Objectifs et apports du projet à ces problématiques
– Reconstruire la niche environnementale à partir des a) données d’occurrence pendant la période de reproduction et b) pendant la période d’hivernage des 3 lignées phylogénétiques de GMG (Corse, Ibérique/Maghreb et continentale) et des 2 lignées de RE (Ibérique/Maghreb et continentale).
– Tester l’hypothèse de similarité des niches écologiques entres les 3 lignées phylogénétiques de GMG et des 2 lignées de RE pour les aires de reproduction et d’hivernage.
– Déterminer la distribution potentielle de ces différentes lignées au cours des -125,000 dernières années ans pour a) le Paléarctique (zone de reproduction) et b) l’Afrique sub-saharienne (zone d’hivernage) afin de déterminer si les variations de conditions environnementales dans les lieux d’hivernage ont également pu favoriser l’évolution de l’isolement reproducteur et participé à la ségrégation spatiale et phénologique des différentes lignées.

Matériel et méthodes
Les données d’occurrence (localité, latitude, longitude) utilisées pour caractériser l’enveloppe écologique des différentes lignées sont disponibles sur le GBIF et sur la base de données du MNHN. Les couches bioclimatiques sont disponibles sur Wordclim et la reconstruction de l’enveloppe écologique seront effectuées avec Maxent et la plateforme biomod en prenant en compte les biais d’échantillonnage (pseudo-absences).
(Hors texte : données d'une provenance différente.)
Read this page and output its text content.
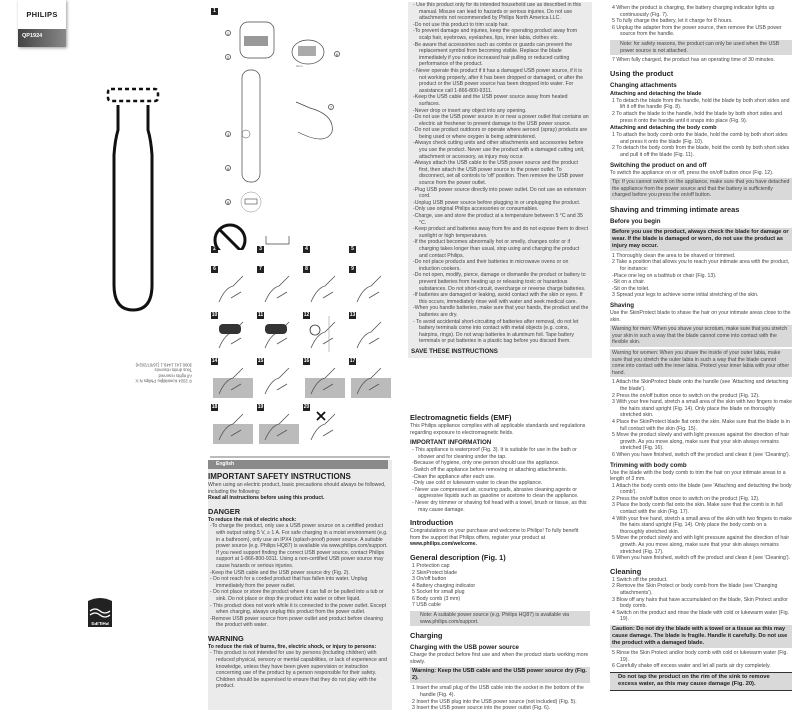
PHILIPS
QP1924
© 2024 Koninklijke Philips N.V.
All rights reserved
Tous droits réservés
3000.141.1449.1 (16/07/2024)
PHILIPS
1
2	3	4	5
6	7	8	9
10	11	12	13
14	15	16	17
18	19	20
1
2
3
4
5
6
7
3mm
English
IMPORTANT SAFETY INSTRUCTIONS
When using an electric product, basic precautions should always be followed, including the following:
Read all instructions before using this product.
DANGER
To reduce the risk of electric shock:
-To charge the product, only use a USB power source on a certified product with output rating 5 V, ≥ 1 A. For safe charging in a moist environment (e.g. in a bathroom), only use an IPX4 (splash-proof) power source. A suitable power source (e.g. Philips HQ87) is available via www.philips.com/support. If you need support finding the correct USB power source, contact Philips support at 1-866-800-9311. Using a non-certified USB power source may cause hazards or serious injuries.
-Keep the USB cable and the USB power source dry (Fig. 2).
- Do not reach for a corded product that has fallen into water. Unplug immediately from the power outlet.
- Do not place or store the product where it can fall or be pulled into a tub or sink. Do not place or drop the product into water or other liquid.
- This product does not work while it is connected to the power outlet. Except when charging, always unplug this product from the power outlet.
-Remove USB power source from power outlet and product before cleaning the product with water.
WARNING
To reduce the risk of burns, fire, electric shock, or injury to persons:
- This product is not intended for use by persons (including children) with reduced physical, sensory or mental capabilities, or lack of experience and knowledge, unless they have been given supervision or instruction concerning use of the product by a person responsible for their safety. Children should be supervised to ensure that they do not play with the product.
- Use this product only for its intended household use as described in this manual. Misuse can lead to hazards or serious injuries. Do not use attachments not recommended by Philips North America LLC.
-Do not use this product to trim scalp hair.
-To prevent damage and injuries, keep the operating product away from scalp hair, eyebrows, eyelashes, lips, inner labia, clothes etc.
-Be aware that accessories such as combs or guards can prevent the replacement symbol from becoming visible. Replace the blade immediately if you notice increased hair pulling or reduced cutting performance of the product.
- Never operate this product if it has a damaged USB power source, if it is not working properly, after it has been dropped or damaged, or after the product or the USB power source has been dropped into water. For assistance call 1-866-800-9311.
-Keep the USB cable and the USB power source away from heated surfaces.
-Never drop or insert any object into any opening.
-Do not use the USB power source in or near a power outlet that contains an electric air freshener to prevent damage to the USB power source.
-Do not use product outdoors or operate where aerosol (spray) products are being used or where oxygen is being administered.
-Always check cutting units and other attachments and accessories before you use the product. Never use the product with a damaged cutting unit, attachment or accessory, as injury may occur.
-Always attach the USB cable to the USB power source and the product first, then attach the USB power source to the power outlet. To disconnect, set all controls to 'off' position. Then remove the USB power source from the power outlet.
-Plug USB power source directly into power outlet. Do not use an extension cord.
-Unplug USB power source before plugging in or unplugging the product.
-Only use original Philips accessories or consumables.
-Charge, use and store the product at a temperature between 5 °C and 35 °C.
-Keep product and batteries away from fire and do not expose them to direct sunlight or high temperatures.
-If the product becomes abnormally hot or smelly, changes color or if charging takes longer than usual, stop using and charging the product and contact Philips.
-Do not place products and their batteries in microwave ovens or on induction cookers.
-Do not open, modify, pierce, damage or dismantle the product or battery to prevent batteries from heating up or releasing toxic or hazardous substances. Do not short-circuit, overcharge or reverse charge batteries.
-If batteries are damaged or leaking, avoid contact with the skin or eyes. If this occurs, immediately rinse well with water and seek medical care.
-When you handle batteries, make sure that your hands, the product and the batteries are dry.
- To avoid accidental short-circuiting of batteries after removal, do not let battery terminals come into contact with metal objects (e.g. coins, hairpins, rings). Do not wrap batteries in aluminum foil. Tape battery terminals or put batteries in a plastic bag before you discard them.
SAVE THESE INSTRUCTIONS
Electromagnetic fields (EMF)
This Philips appliance complies with all applicable standards and regulations regarding exposure to electromagnetic fields.
IMPORTANT INFORMATION
- This appliance is waterproof (Fig. 3). It is suitable for use in the bath or shower and for cleaning under the tap.
-Because of hygiene, only one person should use the appliance.
-Switch off the appliance before removing or attaching attachments.
-Clean the appliance after each use.
-Only use cold or lukewarm water to clean the appliance.
- Never use compressed air, scouring pads, abrasive cleaning agents or aggressive liquids such as gasoline or acetone to clean the appliance.
- Never dry trimmer or shaving foil head with a towel, brush or tissue, as this may cause damage.
Introduction
Congratulations on your purchase and welcome to Philips! To fully benefit from the support that Philips offers, register your product at
www.philips.com/welcome.
General description (Fig. 1)
1 Protection cap
2 SkinProtect blade
3 On/off button
4 Battery charging indicator
5 Socket for small plug
6 Body comb (3 mm)
7 USB cable
Note: A suitable power source (e.g. Philips HQ87) is available via www.philips.com/support.
Charging
Charging with the USB power source
Charge the product before first use and when the product starts working more slowly.
Warning: Keep the USB cable and the USB power source dry (Fig. 2).
1 Insert the small plug of the USB cable into the socket in the bottom of the handle (Fig. 4).
2 Insert the USB plug into the USB power source (not included) (Fig. 5).
3 Insert the USB power source into the power outlet (Fig. 6).
4 When the product is charging, the battery charging indicator lights up continuously (Fig. 7).
5 To fully charge the battery, let it charge for 8 hours.
6 Unplug the adapter from the power source, then remove the USB power source from the handle.
Note: for safety reasons, the product can only be used when the USB power source is not attached.
7 When fully charged, the product has an operating time of 30 minutes.
Using the product
Changing attachments
Attaching and detaching the blade
1 To detach the blade from the handle, hold the blade by both short sides and lift it off the handle (Fig. 8).
2 To attach the blade to the handle, hold the blade by both short sides and press it onto the handle until it snaps into place (Fig. 9).
Attaching and detaching the body comb
1 To attach the body comb onto the blade, hold the comb by both short sides and press it onto the blade (Fig. 10).
2 To detach the body comb from the blade, hold the comb by both short sides and pull it off the blade (Fig. 11).
Switching the product on and off
To switch the appliance on or off, press the on/off button once (Fig. 12).
Tip: If you cannot switch on the appliance, make sure that you have detached the appliance from the power source and that the battery is sufficiently charged before you press the on/off button.
Shaving and trimming intimate areas
Before you begin
Before you use the product, always check the blade for damage or wear. If the blade is damaged or worn, do not use the product as injury may occur.
1 Thoroughly clean the area to be shaved or trimmed.
2 Take a position that allows you to reach your intimate area with the product, for instance:
-Place one leg on a bathtub or chair (Fig. 13).
-Sit on a chair.
-Sit on the toilet.
3 Spread your legs to achieve some initial stretching of the skin.
Shaving
Use the SkinProtect blade to shave the hair on your intimate areas close to the skin.
Warning for men: When you shave your scrotum, make sure that you stretch your skin in such a way that the blade cannot come into contact with the flexible skin.
Warning for women: When you shave the inside of your outer labia, make sure that you stretch the outer labia in such a way that the blade cannot come into contact with the inner labia. Protect your inner labia with your other hand.
1 Attach the SkinProtect blade onto the handle (see 'Attaching and detaching the blade').
2 Press the on/off button once to switch on the product (Fig. 12).
3 With your free hand, stretch a small area of the skin with two fingers to make the hairs stand upright (Fig. 14). Only place the blade on thoroughly stretched skin.
4 Place the SkinProtect blade flat onto the skin. Make sure that the blade is in full contact with the skin (Fig. 15).
5 Move the product slowly and with light pressure against the direction of hair growth. As you move along, make sure that your skin always remains stretched (Fig. 16).
6 When you have finished, switch off the product and clean it (see 'Cleaning').
Trimming with body comb
Use the blade with the body comb to trim the hair on your intimate areas to a length of 3 mm.
1 Attach the body comb onto the blade (see 'Attaching and detaching the body comb').
2 Press the on/off button once to switch on the product (Fig. 12).
3 Place the body comb flat onto the skin. Make sure that the comb is in full contact with the skin (Fig. 17).
4 With your free hand, stretch a small area of the skin with two fingers to make the hairs stand upright (Fig. 14). Only place the body comb on a thoroughly stretched skin.
5 Move the product slowly and with light pressure against the direction of hair growth. As you move along, make sure that your skin always remains stretched (Fig. 17).
6 When you have finished, switch off the product and clean it (see 'Cleaning').
Cleaning
1 Switch off the product.
2 Remove the Skin Protect or body comb from the blade (see 'Changing attachments').
3 Blow off any hairs that have accumulated on the blade, Skin Protect and/or body comb.
4 Switch on the product and rinse the blade with cold or lukewarm water (Fig. 19).
Caution: Do not dry the blade with a towel or a tissue as this may cause damage. The blade is fragile. Handle it carefully. Do not use the product with a damaged blade.
5 Rinse the Skin Protect and/or body comb with cold or lukewarm water (Fig. 19).
6 Carefully shake off excess water and let all parts air dry completely.
Do not tap the product on the rim of the sink to remove excess water, as this may cause damage (Fig. 20).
Les modèles de niche écologique testés, permettant de prendre en compte la variance inter-modèles et de proposer des cartes d’intervalles de confiance sur les modèles, seront projetés dans le passé en utilisant les couches environnementales disponibles pour la période -120,000 ans à de nos jours et ce pour 62 périodes de temps . Afin de déterminer si les niches écologiques de deux lignées sont similaires, la statistique D et la méthode en composantes principales seront utilisées.

Rôle de l’étudiant
– Compiler les données géoréférencées pour les 3 lignées phylogénétiques de GMG et des 2 lignées de RE.
– Reconstruire la niche écologique de ces 5 lignées et de projeter leurs niches écologiques dans les conditions bioclimatiques passées.
– Tester l’hypothèse de similarité des niches écologiques entres les 3 lignées phylogénétiques de GMG et des 2 lignées de RE.